Rep. Brad Sherman (D-CA), a senior member of the House Financial Services Committee, has been a stalwart skeptic of the Treasury’s bailout program since it was first announced in the fall.
But he’s particularly savvy on the issue of executive compensation — Sherman, a certified public accountant, was among the first to challenge the Obama administration’s recent CEO pay limits as riddled with loopholes.
Unfortunately, Sherman told me that he believes the executive compensation limits added to the Senate’s stimulus are going to get removed during conference talks with the House.
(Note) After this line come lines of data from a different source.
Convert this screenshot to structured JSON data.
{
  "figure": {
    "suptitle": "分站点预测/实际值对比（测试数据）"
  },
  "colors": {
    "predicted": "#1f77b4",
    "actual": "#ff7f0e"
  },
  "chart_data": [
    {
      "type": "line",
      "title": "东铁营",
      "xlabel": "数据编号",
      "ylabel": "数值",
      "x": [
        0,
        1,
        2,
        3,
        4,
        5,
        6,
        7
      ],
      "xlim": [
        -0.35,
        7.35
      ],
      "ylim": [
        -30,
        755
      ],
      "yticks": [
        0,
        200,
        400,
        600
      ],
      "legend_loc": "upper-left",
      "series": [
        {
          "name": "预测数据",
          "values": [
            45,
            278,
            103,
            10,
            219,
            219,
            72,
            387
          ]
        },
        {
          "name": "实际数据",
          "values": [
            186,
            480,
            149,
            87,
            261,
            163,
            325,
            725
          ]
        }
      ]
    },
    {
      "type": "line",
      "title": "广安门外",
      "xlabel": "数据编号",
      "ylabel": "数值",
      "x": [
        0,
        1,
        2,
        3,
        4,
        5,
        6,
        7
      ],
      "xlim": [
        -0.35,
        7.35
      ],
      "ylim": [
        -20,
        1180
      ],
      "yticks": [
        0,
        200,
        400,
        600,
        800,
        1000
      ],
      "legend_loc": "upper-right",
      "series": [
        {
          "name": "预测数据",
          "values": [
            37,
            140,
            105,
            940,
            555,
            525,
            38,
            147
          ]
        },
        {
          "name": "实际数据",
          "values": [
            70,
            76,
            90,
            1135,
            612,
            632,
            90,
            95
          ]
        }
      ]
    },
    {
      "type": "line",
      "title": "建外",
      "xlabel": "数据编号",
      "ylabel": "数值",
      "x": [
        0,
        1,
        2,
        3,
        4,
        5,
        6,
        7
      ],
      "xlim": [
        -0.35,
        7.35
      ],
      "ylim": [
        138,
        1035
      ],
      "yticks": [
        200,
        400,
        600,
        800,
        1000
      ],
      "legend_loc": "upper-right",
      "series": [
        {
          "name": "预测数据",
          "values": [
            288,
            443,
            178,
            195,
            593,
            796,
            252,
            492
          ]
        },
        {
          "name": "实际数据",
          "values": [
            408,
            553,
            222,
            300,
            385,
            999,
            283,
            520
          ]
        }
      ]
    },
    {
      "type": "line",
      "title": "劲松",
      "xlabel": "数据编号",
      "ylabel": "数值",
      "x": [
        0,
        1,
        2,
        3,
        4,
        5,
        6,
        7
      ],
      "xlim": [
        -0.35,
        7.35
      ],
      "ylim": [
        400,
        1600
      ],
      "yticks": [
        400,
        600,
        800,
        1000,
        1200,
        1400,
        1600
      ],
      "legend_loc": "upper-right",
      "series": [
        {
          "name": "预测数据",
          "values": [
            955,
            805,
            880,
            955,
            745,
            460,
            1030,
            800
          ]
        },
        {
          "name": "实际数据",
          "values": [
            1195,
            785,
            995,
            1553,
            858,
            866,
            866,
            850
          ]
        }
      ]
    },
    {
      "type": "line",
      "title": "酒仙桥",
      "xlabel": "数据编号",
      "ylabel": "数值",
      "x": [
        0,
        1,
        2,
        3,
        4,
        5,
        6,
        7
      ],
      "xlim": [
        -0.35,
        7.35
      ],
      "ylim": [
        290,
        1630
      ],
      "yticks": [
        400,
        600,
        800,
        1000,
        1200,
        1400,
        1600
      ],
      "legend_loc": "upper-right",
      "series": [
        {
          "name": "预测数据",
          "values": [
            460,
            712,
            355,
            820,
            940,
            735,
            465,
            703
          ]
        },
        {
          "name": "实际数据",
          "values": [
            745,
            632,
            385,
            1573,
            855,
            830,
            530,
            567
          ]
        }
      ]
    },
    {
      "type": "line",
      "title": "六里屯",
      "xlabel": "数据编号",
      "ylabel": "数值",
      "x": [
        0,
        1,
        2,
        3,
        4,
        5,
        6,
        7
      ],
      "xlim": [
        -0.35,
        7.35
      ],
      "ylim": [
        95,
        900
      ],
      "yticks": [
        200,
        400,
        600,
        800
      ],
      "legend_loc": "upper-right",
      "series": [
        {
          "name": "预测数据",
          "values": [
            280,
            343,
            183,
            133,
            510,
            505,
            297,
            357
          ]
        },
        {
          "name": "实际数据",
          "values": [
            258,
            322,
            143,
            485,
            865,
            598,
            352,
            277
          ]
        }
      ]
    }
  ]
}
The reason: a new Congressional Budget Office estimate that the pay caps will cost the government $10.8 billion in lost tax revenue over the next 10 years.“The plan is to take out the executive compensation provisions … and blame the Republicans for setting out the level [of $800 billion]” for the final version of the stimulus, Sherman said.
“The question,” he added, “is whether the two senators from Maine, in particular, want to see their insistence on a [maximum] dollar amount [for the stimulus] … be the reason why the executive compensation stuff comes out of the bill.”
I’ve asked the offices of Senate Majority Leader Harry Reid (D-NV) and Finance Committee Chairman Max Baucus (D-MT), two members of the conference committee that will hammer out the final version of the stimulus, whether removing the CEO pay caps is indeed on the table — we’ll keep you posted.
Late-Night Update (11pm): Still no response from Reid or Baucus, but an AP report this hour suggests that their silence on the CEO pay caps may speak volumes. From that story:
There was also pressure [during private stimulus negotiations] to drop a provision limiting compensation for top executives of companies receiving federal bailout assistance. [The limits] add to the cost of the bill, and … could presumably be passed in different legislation later in the year.